O'Malley fue hacia él y el chico dio un paso atrás sacando sus garras. Dandi quedó entonces solo a mi lado para custodiarme. Pude intentar escapar, si había acabado con cinco de ellos estando atado y medio desmallado, algo haría contra ese centenar, al menos vender caro mi cuero. No hice nada, sin entender mucho lo que ocurría, por fin me di cuenta que no era mi vida lo que estaba en la balanza en ese momento.

El círculo de luces que rodeaba al Bruto se abrió, se movió como un ser vivo adaptándose por el cementerio a medida que él avanzaba tras el acobardado Willy. Dick intervino, sacó una lanceta de un metro escaso que al instante brillo incandescente en su punta.

Parad —dijo—. Que un hombre solo haya acabado con cinco de nosotros no es algo de lo que me guste oír hablar.

—Debiera hacerte pensar que tal vez sea buena idea acoger con los brazos abiertos a Ray, después de todo ha sido un buen amigo tuyo, muy fiel, ¿no? —El Bruto estaba de mi parte, tenía una posibilidad.

—Dime una cosa, Tom, ¿qué fue eso que te dijo tan importante? ¿Y por qué no nos lo contaste?

Bueno, pensé que era mejor que lo oyera primero Joe. —Otra vez el silencio incómodo en aquel campo de silencio—. ¿Crees que le ha gustado oír eso mientras descansa en Holloway?

La mirada y el tono de voz de Un Ojo bajaron, se hicieron más amenazadores.

—No tengo idea de qué piensas que no le gustaría a Ashcroft...

—Que tú empleaste a Drunkard Ray para facilitarle ese agradable retiro y ocupar su puesto.

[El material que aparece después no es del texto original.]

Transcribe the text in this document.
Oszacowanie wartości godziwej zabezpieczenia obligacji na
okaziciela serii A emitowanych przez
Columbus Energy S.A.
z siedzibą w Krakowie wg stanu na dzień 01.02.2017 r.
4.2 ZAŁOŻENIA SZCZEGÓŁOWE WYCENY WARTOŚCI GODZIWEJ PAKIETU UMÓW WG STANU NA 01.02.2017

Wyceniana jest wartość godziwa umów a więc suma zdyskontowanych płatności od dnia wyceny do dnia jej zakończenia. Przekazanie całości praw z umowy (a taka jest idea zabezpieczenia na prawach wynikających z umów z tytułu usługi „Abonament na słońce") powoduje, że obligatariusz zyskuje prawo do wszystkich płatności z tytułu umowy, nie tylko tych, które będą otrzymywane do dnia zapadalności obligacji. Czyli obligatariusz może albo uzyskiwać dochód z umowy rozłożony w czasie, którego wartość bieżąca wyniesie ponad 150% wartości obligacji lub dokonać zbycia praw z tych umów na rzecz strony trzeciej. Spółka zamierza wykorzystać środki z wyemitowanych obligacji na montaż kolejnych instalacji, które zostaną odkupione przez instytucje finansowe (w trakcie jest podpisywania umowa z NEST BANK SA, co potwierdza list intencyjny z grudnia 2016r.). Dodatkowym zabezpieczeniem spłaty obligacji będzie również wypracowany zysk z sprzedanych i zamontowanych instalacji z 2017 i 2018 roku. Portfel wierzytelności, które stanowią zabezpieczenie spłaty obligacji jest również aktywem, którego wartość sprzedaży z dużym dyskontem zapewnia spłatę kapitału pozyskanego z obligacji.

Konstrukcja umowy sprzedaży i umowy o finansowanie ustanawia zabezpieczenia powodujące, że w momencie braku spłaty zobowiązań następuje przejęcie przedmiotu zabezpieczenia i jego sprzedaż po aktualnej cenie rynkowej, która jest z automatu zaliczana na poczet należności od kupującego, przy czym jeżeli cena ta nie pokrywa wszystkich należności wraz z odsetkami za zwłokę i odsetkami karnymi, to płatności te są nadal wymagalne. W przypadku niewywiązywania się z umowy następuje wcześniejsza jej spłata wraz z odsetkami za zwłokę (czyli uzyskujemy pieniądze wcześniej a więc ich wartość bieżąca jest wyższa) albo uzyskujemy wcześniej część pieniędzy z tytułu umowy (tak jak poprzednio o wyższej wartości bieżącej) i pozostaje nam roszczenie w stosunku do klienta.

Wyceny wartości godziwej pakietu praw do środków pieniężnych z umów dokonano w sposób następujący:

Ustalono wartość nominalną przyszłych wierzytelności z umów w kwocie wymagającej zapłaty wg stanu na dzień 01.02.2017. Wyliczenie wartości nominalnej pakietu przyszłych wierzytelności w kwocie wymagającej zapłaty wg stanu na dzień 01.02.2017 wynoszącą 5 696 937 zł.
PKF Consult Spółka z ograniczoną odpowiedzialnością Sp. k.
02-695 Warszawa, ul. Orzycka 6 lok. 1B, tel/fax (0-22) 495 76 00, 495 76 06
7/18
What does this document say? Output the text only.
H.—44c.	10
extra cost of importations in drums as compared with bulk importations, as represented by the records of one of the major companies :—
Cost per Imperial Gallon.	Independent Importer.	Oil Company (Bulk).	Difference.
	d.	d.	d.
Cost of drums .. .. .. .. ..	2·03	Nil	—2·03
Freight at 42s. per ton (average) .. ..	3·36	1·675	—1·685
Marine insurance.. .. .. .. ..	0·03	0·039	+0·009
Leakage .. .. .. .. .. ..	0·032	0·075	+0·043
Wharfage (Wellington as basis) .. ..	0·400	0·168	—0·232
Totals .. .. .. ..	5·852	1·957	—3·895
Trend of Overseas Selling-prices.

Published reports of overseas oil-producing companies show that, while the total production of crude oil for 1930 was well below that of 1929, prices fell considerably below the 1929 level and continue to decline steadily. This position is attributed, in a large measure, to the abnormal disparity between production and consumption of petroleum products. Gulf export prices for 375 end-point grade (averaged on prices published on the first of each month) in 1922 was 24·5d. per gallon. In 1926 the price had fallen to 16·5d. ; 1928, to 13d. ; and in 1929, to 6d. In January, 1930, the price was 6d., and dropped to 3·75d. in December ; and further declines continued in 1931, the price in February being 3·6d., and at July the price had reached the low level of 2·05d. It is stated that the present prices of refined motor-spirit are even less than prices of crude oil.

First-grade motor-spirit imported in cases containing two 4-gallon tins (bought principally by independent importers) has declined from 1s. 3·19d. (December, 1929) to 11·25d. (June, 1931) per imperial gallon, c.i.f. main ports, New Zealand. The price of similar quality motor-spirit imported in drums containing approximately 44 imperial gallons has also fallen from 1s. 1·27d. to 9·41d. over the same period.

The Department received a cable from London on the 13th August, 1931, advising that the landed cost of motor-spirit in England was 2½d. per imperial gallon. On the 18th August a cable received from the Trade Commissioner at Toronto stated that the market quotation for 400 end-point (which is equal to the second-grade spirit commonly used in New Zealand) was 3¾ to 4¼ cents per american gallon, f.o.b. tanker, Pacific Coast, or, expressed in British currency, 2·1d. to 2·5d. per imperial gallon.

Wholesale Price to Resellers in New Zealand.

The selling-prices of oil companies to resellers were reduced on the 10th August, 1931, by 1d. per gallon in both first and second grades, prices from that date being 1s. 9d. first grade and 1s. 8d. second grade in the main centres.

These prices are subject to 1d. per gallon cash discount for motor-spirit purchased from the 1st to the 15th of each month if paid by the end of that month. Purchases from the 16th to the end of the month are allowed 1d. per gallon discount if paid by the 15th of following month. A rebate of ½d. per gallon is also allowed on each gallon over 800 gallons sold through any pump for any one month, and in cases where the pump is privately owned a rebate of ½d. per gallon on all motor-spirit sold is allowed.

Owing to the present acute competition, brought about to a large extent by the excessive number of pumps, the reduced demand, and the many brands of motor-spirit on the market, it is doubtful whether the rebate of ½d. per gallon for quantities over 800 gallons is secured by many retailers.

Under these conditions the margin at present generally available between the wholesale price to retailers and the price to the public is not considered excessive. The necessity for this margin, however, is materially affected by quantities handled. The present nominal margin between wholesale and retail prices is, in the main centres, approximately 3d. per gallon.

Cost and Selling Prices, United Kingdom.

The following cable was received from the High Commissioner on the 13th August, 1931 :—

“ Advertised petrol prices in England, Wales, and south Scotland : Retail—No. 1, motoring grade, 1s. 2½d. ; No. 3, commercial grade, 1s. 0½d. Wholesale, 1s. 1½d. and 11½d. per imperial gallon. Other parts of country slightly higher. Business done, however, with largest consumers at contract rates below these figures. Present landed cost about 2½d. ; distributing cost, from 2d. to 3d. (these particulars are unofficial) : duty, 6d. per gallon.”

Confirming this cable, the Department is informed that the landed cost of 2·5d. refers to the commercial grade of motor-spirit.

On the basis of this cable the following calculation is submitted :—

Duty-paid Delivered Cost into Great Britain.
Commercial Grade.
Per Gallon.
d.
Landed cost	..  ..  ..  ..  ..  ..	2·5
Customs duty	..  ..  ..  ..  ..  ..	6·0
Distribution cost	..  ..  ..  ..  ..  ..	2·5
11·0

—Ahora estáis muertos, los dos. —Avanzó un pasó con su lanceta flamígera en ristre, y todos cerraron el círculo en torno al Bruto. Taggart cojeó martillo en mano. Dandi sacudió el brazo y su cuchillito saltó a su mano, y lo posó en mi cuello. O'Malley se encogió de hombros, sonriendo.

—No te precipites, tuerto maricón, puedes poner nervioso a mis amigos.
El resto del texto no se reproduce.